The scheme aims to cut red tape for those moving interstate, and to protect the public by ensuring professionals' work histories follow them across state borders.
At the time only the AMA went public with its reservations, with nurses and others coming out in support of the announcement. But specialty groups representing obstetricians, gynaecologists, ophthalmologists, surgeons, urologists and anaesthetists have now signed off on the AMA's concerns.
Submissions to Health Workforce Australia, the agency charged with putting the new scheme in place, also reveal the extent of misgivings among other health workers about the power that will be held by health ministers.
The Australian Peak Nursing and Midwifery Forum says it "would not accept a situation where professional standards, accreditation of courses or related professional issues are decided by an organisation that is not based in the professions".
"These are critical issues that the APNMF believe require further in-depth discussion," its submission says.

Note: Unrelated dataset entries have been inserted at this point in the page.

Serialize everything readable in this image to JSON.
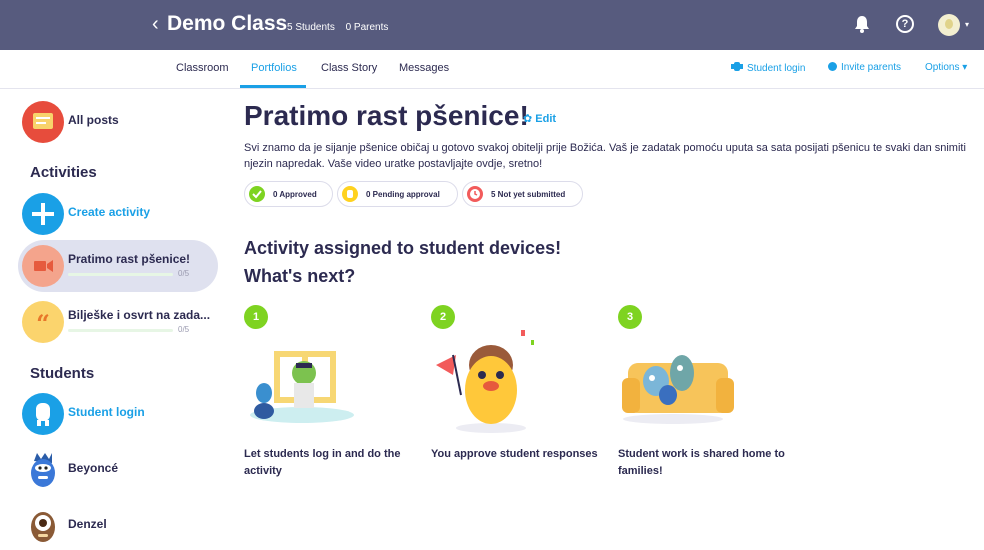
{
  "topbar": {
    "back": "‹",
    "class_name": "Demo Class",
    "students_count": "5 Students",
    "parents_count": "0 Parents",
    "help": "?"
  },
  "tabs": [
    {
      "label": "Classroom"
    },
    {
      "label": "Portfolios"
    },
    {
      "label": "Class Story"
    },
    {
      "label": "Messages"
    }
  ],
  "actions": {
    "student_login": "Student login",
    "invite_parents": "Invite parents",
    "options": "Options"
  },
  "sidebar": {
    "all_posts": "All posts",
    "activities_heading": "Activities",
    "create_activity": "Create activity",
    "activity_1": {
      "name": "Pratimo rast pšenice!",
      "progress": "0/5"
    },
    "activity_2": {
      "name": "Bilješke i osvrt na zada...",
      "progress": "0/5"
    },
    "students_heading": "Students",
    "student_login": "Student login",
    "students": [
      "Beyoncé",
      "Denzel"
    ]
  },
  "main": {
    "title": "Pratimo rast pšenice!",
    "edit": "Edit",
    "description": "Svi znamo da je sijanje pšenice običaj u gotovo svakoj obitelji prije Božića. Vaš je zadatak pomoću uputa sa sata posijati pšenicu te svaki dan snimiti njezin napredak. Vaše video uratke postavljajte ovdje, sretno!",
    "status": {
      "approved": "0 Approved",
      "pending": "0 Pending approval",
      "not_submitted": "5 Not yet submitted"
    },
    "assigned": "Activity assigned to student devices!",
    "whats_next": "What's next?",
    "steps": [
      {
        "num": "1",
        "text": "Let students log in and do the activity"
      },
      {
        "num": "2",
        "text": "You approve student responses"
      },
      {
        "num": "3",
        "text": "Student work is shared home to families!"
      }
    ]
  },
  "colors": {
    "topbar": "#575b7e",
    "accent": "#1aa0e6",
    "green": "#7ed321",
    "pending": "#ffd21f",
    "not_submitted": "#f25b5b"
  }
}
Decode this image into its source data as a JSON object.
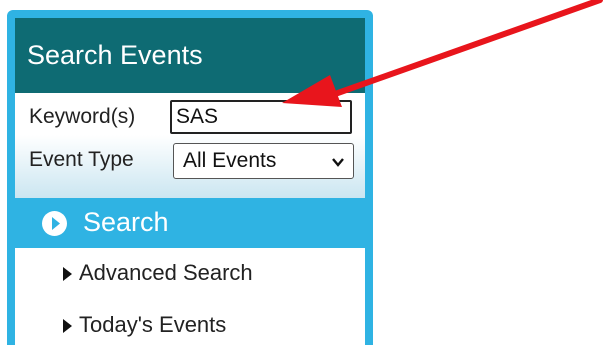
{
  "panel": {
    "title": "Search Events"
  },
  "form": {
    "keyword_label": "Keyword(s)",
    "keyword_value": "SAS",
    "event_type_label": "Event Type",
    "event_type_selected": "All Events"
  },
  "search": {
    "label": "Search",
    "icon": "play-circle-icon"
  },
  "links": {
    "advanced": "Advanced Search",
    "today": "Today's Events"
  },
  "annotation": {
    "icon": "red-arrow-icon",
    "color": "#e8151c"
  },
  "colors": {
    "header_bg": "#0e6b73",
    "accent": "#2fb3e3"
  }
}
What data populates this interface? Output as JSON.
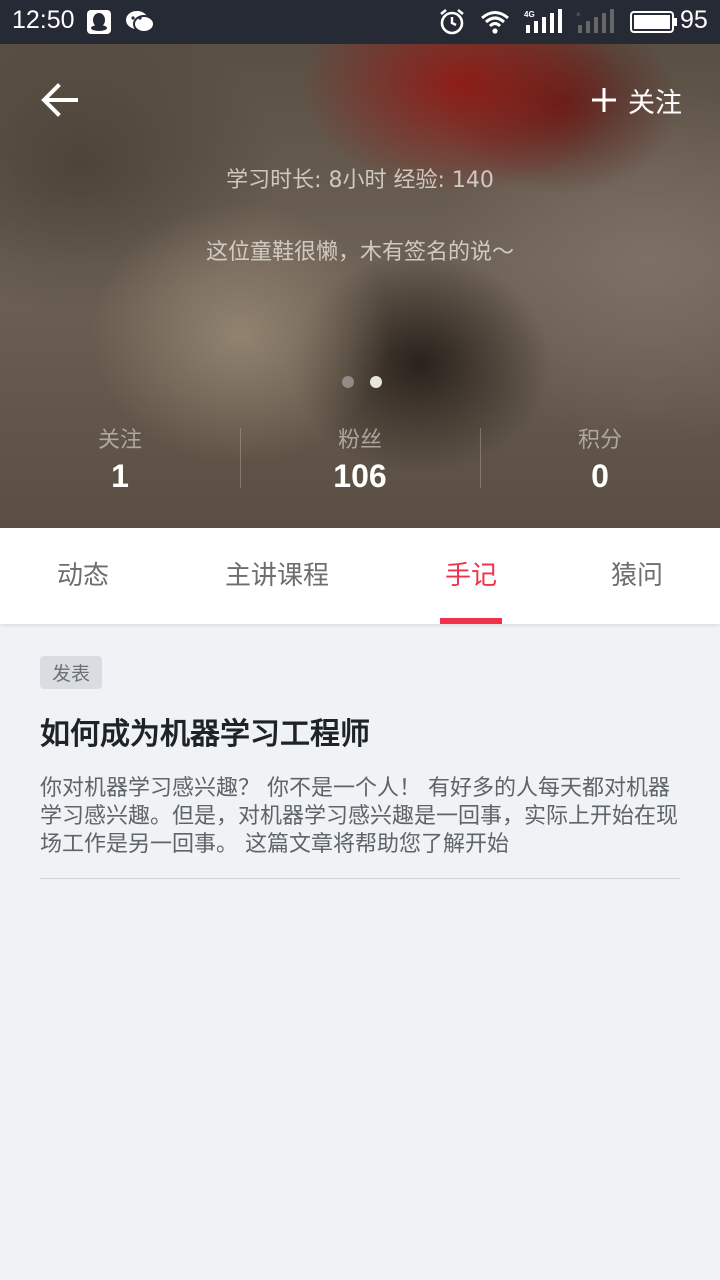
{
  "status_bar": {
    "time": "12:50",
    "battery": "95",
    "icons": [
      "qq-icon",
      "wechat-icon",
      "alarm-icon",
      "wifi-icon",
      "signal-4g-icon",
      "signal-no-sim-icon",
      "battery-icon"
    ]
  },
  "header": {
    "follow_label": "关注",
    "study_info": "学习时长: 8小时  经验: 140",
    "signature": "这位童鞋很懒，木有签名的说～",
    "stats": [
      {
        "label": "关注",
        "value": "1"
      },
      {
        "label": "粉丝",
        "value": "106"
      },
      {
        "label": "积分",
        "value": "0"
      }
    ],
    "pager": {
      "count": 2,
      "active": 2
    }
  },
  "tabs": [
    {
      "label": "动态"
    },
    {
      "label": "主讲课程"
    },
    {
      "label": "手记",
      "active": true
    },
    {
      "label": "猿问"
    }
  ],
  "notes": [
    {
      "tag": "发表",
      "title": "如何成为机器学习工程师",
      "excerpt": "你对机器学习感兴趣？ 你不是一个人！ 有好多的人每天都对机器学习感兴趣。但是，对机器学习感兴趣是一回事，实际上开始在现场工作是另一回事。 这篇文章将帮助您了解开始"
    }
  ],
  "colors": {
    "accent": "#f2324c",
    "status_bar_bg": "#262a35",
    "content_bg": "#f0f3f5"
  }
}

The Australasian Podiatry Council says the profession must hold final responsibility for accreditation "rather than the Ministerial Council, as suggested in the intergovernmental agreement".

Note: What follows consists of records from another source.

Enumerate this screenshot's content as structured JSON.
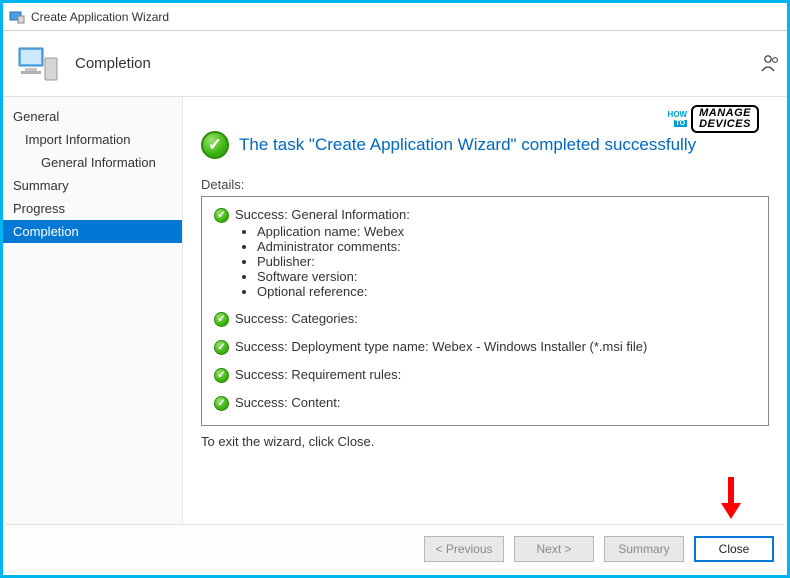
{
  "titlebar": {
    "title": "Create Application Wizard"
  },
  "header": {
    "title": "Completion"
  },
  "watermark": {
    "how": "HOW",
    "to": "TO",
    "brand": "MANAGE DEVICES"
  },
  "sidebar": {
    "items": [
      {
        "label": "General",
        "indent": 0
      },
      {
        "label": "Import Information",
        "indent": 1
      },
      {
        "label": "General Information",
        "indent": 2
      },
      {
        "label": "Summary",
        "indent": 0
      },
      {
        "label": "Progress",
        "indent": 0
      },
      {
        "label": "Completion",
        "indent": 0,
        "selected": true
      }
    ]
  },
  "status": {
    "message": "The task \"Create Application Wizard\" completed successfully"
  },
  "details": {
    "label": "Details:",
    "sections": [
      {
        "title": "Success: General Information:",
        "bullets": [
          "Application name: Webex",
          "Administrator comments:",
          "Publisher:",
          "Software version:",
          "Optional reference:"
        ]
      },
      {
        "title": "Success: Categories:"
      },
      {
        "title": "Success: Deployment type name: Webex - Windows Installer (*.msi file)"
      },
      {
        "title": "Success: Requirement rules:"
      },
      {
        "title": "Success: Content:"
      }
    ]
  },
  "exit_hint": "To exit the wizard, click Close.",
  "footer": {
    "previous": "< Previous",
    "next": "Next >",
    "summary": "Summary",
    "close": "Close"
  }
}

"The role of the Ministerial Council in providing final approval for registration and accreditation standards is in direct contradiction to the guidance given in the World Health Organisation/World Federation for Medical Education guidelines," it says. Those require accreditation of health workers to be independent of government.
The Australian Physiotherapy Council also warns attempts to impose government workforce policy on the professions could lower standards of education and practice.
COAG promises in its intergovernmental agreement that it would "not have any power to intervene in registration, examination or disciplinary decisions, or decisions relating to the accreditation of specific courses". But it nonetheless will approve accreditation standards and can ask for their review.
Federal Health Minister Nicola Roxon, who went head-to-head with the AMA to push through the proposal in March, was not immediately available for comment.
The scheme, which had been on COAG's books in various forms for years, was strongly backed by the new Government after a series of scandals over negligent and allegedly criminal behaviour by doctors shook public trust in the medical vetting and complaints handling procedures.
Opponents of the current registration and accreditation plan, however, are running out of time to press their case for revisions.
A first round of legislation to pave the way for the new scheme is to go before Queensland Parliament next month, as a model for the passage of similar bills in other states and territories.
The second round of legislation starting in August next year is likely to prove even more divisive, because it will flesh out the detail of lines of responsibility, methods of appointment, division of assets, and structures for fee-setting.
It will be a wrenching process for many of the boards, particularly for nursing and medical ones that were set up over a century ago supported by their own Acts of Parliament, and have the interests of staff, millions of dollars worth of assets, as well as their own state-specific memberships to protect.
But Capolingua says at the heart of the debate is the issue of professional standards.
She points to the conflict of interest inherent in state health ministers having a final say over health professional's educational requirements when they also pay their salaries. Those ministers could have a vested interest, for example, in shortening courses or redirect training to address short-term workforce shortages, she said.
"As employers, they are just interested in plugging a space so they don't come under pressure for not supplying services," Capolingua said. "We've been saying this from the very beginning (but) it's now been seen and understood by many of the other professional groups. The risk is the manipulation of standards by ministers, which would mean a lowering of standards of patient care."